# Using MLFlow model in Keboola Transformation

This notebook demonstrates how to use a model registered and deployed in Keboola using MLFlow. Ensure you have gone through the **Getting Started** - **Working_With_MLFlow_in_Keboola** notebook to register and deploy your model first.

## Steps Included:
1. Initialize MLFlow
2. Load the dataset using the Keboola Common Interface
3. Invoke the deployed model
4. Log model monitoring metrics
5. End the MLFlow run

---
## Initialize MLFlow and Set Experiment

You can log every usage of your deployed model into an MLFlow experiment as runs. This step is optional, but highly recommended for better tracking and monitoring. Please enter an experiment name or select one from the existing experiments.


In [None]:
# Import necessary packages
import mlflow
import datetime
from keboola.component import CommonInterface
import pandas as pd
import requests
import ipywidgets as widgets
from IPython.display import display

# Initialize Keboola Common Interface
ci = CommonInterface()

# Widgets for experiment name
experiment_name_widget = widgets.Text(
    value='',
    placeholder='Enter the experiment name',
    description='Experiment Name:',
    disabled=False
)
display(experiment_name_widget)

# Widgets to confirm logging to MLFlow
log_to_mlflow_widget = widgets.ToggleButtons(
    options=['Yes', 'No'],
    description='Log to MLFlow?',
    disabled=False,
    button_style=''
)
display(log_to_mlflow_widget)


In [None]:
# Initialize MLFlow and set experiment
if log_to_mlflow_widget.value == 'Yes':
    experiment_name = experiment_name_widget.value
    if experiment_name:
        mlflow.set_experiment(experiment_name)
    else:
        raise ValueError("The experiment name must be provided if logging to MLFlow is enabled.")

    # Start MLFlow run
    mlflow.start_run()

    # Log initial parameters
    mlflow.log_param('experiment_name', experiment_name)
    mlflow.log_param('start_time', datetime.datetime.now().isoformat())
    print(f"MLFlow experiment '{experiment_name}' started.")
else:
    print("Skipping MLFlow logging.")


---
## Load the Dataset

We will use the Keboola Common Interface to load the input dataset. Ensure you have configured your input mapping in Keboola.


In [None]:
# Load input tables
input_tables = ci.get_input_tables_definitions()

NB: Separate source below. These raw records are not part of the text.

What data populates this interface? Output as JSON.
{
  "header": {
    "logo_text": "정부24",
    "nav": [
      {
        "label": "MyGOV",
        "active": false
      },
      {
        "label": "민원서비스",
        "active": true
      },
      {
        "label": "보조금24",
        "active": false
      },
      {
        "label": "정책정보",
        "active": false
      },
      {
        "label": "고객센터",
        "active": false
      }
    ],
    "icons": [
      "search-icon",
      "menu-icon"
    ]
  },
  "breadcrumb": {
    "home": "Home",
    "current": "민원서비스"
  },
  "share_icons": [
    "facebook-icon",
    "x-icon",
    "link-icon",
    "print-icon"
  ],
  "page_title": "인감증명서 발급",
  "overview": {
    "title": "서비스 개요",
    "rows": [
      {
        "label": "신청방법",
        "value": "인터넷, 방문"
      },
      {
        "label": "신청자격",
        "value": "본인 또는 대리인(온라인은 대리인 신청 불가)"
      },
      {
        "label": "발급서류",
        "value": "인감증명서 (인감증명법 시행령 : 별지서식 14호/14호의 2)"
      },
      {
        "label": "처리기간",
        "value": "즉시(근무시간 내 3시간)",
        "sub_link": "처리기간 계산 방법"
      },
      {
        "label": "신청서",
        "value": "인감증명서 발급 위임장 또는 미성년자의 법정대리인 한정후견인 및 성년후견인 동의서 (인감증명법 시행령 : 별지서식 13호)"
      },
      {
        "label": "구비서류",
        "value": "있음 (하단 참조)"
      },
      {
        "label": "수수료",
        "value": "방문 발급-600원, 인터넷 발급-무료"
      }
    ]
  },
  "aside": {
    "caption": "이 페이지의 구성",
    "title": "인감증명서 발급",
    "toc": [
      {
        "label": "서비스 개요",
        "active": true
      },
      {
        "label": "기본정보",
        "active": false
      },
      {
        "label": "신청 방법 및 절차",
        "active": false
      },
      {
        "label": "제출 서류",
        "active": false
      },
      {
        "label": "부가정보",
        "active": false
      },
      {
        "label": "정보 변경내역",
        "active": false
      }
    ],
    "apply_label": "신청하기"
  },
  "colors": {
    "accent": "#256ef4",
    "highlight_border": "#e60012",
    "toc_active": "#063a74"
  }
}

# Create a dropdown widget for selecting a table
if input_tables:
    table_list = [table.full_path for table in input_tables]
    tables_dropdown = widgets.Dropdown(options=table_list, value=table_list[0], description='Table:', disabled=False)
    display(tables_dropdown)
else:
    logging.warning("No tables found. Please ensure you have loaded tables into the workspace using the table input mapping.")


---
## Specify the Model Endpoint URL

Enter the endpoint URL of the deployed model.


In [None]:
# Widget to enter the endpoint URL
endpoint_url_widget = widgets.Text(
    value='',
    placeholder='Enter the endpoint URL of the deployed model',
    description='Endpoint URL:',
    disabled=False
)
display(endpoint_url_widget)


In [None]:
# Load the selected dataset
table_path = tables_dropdown.value
dataframe = pd.read_csv(table_path)

# Display the first few rows of the dataset
display(dataframe.head())

---
## Invoke the Deployed Model

We will send the processed dataframe to the model endpoint and receive predictions.


In [None]:
# Define the endpoint URL
endpoint_url = endpoint_url_widget.value

# Ensure the endpoint URL is provided
if not endpoint_url:
    raise ValueError("The endpoint URL must be provided.")

# Send request to the model endpoint and store the result
response = requests.post(
    url=endpoint_url,
    headers={'Content-Type': 'application/json; format=pandas-split'},
    data=dataframe.to_json(orient='split')
)

# Check for errors in the response
if response.status_code != 200:
    raise ValueError(f"Error in model invocation: {response.text}")

# Add the predicted scores to the dataframe
dataframe['score'] = response.json()

# Save the results to the output path
output_path = 'out/tables/nlp_stats_score.csv'
dataframe.to_csv(output_path, index=False)

print(f"Results saved to {output_path}")


---
## Log Model Monitoring Metrics

Log the descriptive statistics of the dataframe for model monitoring.
**Applicable if you selected MLFlow logging and entered the experiment name**.

In [None]:
# Log model monitoring metrics
if log_to_mlflow_widget.value == 'Yes':
    dataframe_desc = dataframe.describe()
    vals = ['count', 'mean', 'std', 'min', '25%', '50%', '75%', 'max']
    for col in dataframe.columns:
        if col != 'score':  # Do not log metrics for the score column
            for val in vals:
                mlflow.log_metric(f'{col}_{val.replace("%", "_pct")}', dataframe_desc.loc[val, col])
    print("Model monitoring metrics logged to MLFlow.")
else:
    print("Skipping logging of model monitoring metrics.")


---
## End the MLFlow Run

End the MLFlow run and log the execution time.


In [None]:
# End MLFlow run
if log_to_mlflow_widget.value == 'Yes':
    end_time = datetime.datetime.now()
    time_delta = (end_time - mlflow.active_run().info.start_time).total_seconds()

    mlflow.log_metric('execution_time', time_delta)
    mlflow.end_run()

    print("MLFlow run ended.")
else:
    print("Skipping ending MLFlow run.")